Opposizione che, secondo Legambiente, sarebbe più che giustificata dal momento che, si legge in una nota dell’organizzazione ambientalista, le scelte del governo in materia sono “frutto di una strategia energetica insensata e impattante. Le riserve certe di petrolio presenti sotto i mari italiani sarebbero infatti assolutamente insufficienti a dare un contributo energetico rilevante. Infatti, stando ai consumi attuali, basterebbero solo per 8 settimane. A fronte di questi quantitativi irrisori di greggio si stanno ipotecando circa 130mila kmq di aree marine”.
Trivellazioni, Renzi rimane ottimista
Di opinione totalmente opposta, l’artefice di queste strategie, Matteo Renzi. In un intervento di qualche tempo fa, il Premier aveva ribadito come la ricerca di petrolio nell’Adriatico e Ionio costituisse un asset essenziale per rispondere alla crisi energetica perdurante nel nostro Paese. Per tale ragione, Renzi sarebbe stato disposto a “perdere qualche voto” pur di non rinunciare alla possibile soluzione di un problema così annoso.
Alle elezioni amministrative di maggio, effettivamente “qualche voto” è stato perso e anche se il PD è riuscito nell’impresa di eleggere propri rappresentanti come governatori in tutte le regioni del mezzogiorno chiamate alle urne, il consenso intorno alla figura del Premier appare in flessione non solo da parte dell’opinione pubblica meridionale, ma anche degli stessi presidenti di regione, come dimostrato proprio dalla partita “trivellazioni”.
Renzi ostenta, tuttavia, come di consueto, ottimismo e fiducia, riposta soprattutto nella Riforma Boschi del Titolo V, da chiudere nei suoi piani entro l’autunno 2015. La Riforma costituzionale annullerebbe de facto i veti posti dai governatori “ribelli” attraverso l’assegnazione allo stato, e non più alle regioni, della competenza sulla politica energetica.
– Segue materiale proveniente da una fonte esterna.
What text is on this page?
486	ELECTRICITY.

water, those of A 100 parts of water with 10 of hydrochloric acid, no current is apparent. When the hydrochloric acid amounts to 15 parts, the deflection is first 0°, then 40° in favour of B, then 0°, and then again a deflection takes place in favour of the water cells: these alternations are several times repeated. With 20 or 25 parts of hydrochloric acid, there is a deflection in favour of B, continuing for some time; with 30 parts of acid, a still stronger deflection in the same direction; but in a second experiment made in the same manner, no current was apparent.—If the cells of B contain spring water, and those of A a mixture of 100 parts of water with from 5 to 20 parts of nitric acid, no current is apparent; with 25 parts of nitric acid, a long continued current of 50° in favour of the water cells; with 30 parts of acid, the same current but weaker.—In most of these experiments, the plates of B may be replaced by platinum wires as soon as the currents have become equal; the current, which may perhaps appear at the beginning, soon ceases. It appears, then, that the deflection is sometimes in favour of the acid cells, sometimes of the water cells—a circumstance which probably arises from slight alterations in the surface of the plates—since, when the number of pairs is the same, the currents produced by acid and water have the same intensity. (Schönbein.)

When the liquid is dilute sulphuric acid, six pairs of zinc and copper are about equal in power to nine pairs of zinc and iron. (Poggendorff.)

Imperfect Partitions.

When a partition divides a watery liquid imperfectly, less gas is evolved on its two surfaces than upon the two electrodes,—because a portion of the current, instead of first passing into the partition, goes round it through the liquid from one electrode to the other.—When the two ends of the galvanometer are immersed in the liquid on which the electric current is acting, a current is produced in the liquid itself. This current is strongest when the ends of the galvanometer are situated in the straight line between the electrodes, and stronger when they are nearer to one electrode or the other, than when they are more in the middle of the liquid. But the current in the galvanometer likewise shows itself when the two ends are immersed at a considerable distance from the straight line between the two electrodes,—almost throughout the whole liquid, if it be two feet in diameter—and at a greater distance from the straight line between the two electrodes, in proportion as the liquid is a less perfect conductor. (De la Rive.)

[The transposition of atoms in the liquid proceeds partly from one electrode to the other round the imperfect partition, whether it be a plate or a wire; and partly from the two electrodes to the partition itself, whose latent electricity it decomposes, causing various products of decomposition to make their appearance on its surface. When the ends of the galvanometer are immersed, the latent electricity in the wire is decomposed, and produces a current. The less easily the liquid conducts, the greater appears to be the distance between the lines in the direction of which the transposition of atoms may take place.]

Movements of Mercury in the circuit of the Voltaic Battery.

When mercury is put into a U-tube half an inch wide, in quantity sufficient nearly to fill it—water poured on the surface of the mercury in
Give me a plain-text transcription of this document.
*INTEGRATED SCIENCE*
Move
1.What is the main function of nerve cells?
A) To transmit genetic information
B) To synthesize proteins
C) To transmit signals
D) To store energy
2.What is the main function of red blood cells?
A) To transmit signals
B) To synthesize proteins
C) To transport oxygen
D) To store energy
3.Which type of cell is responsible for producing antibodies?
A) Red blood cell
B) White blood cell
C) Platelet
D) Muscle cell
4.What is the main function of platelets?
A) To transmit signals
La nuova ripartizione delle competenze tra stato e regioni sterilizzerebbe infatti i ricorsi contro lo Sblocca Italia presentati dai governatori meridionali alla Corte Costituzionale.
Questo potrebbe aiutare a superare la diatriba “istituzionale” su quale livello di governo, centrale o regionale, sia competente riguardo le trivellazioni. Non è detto sia però utile a colmare il vulnus tra opinione pubblica del sud e governo rispetto alla ricerca di petrolio nei mari Adriatico e Ionio.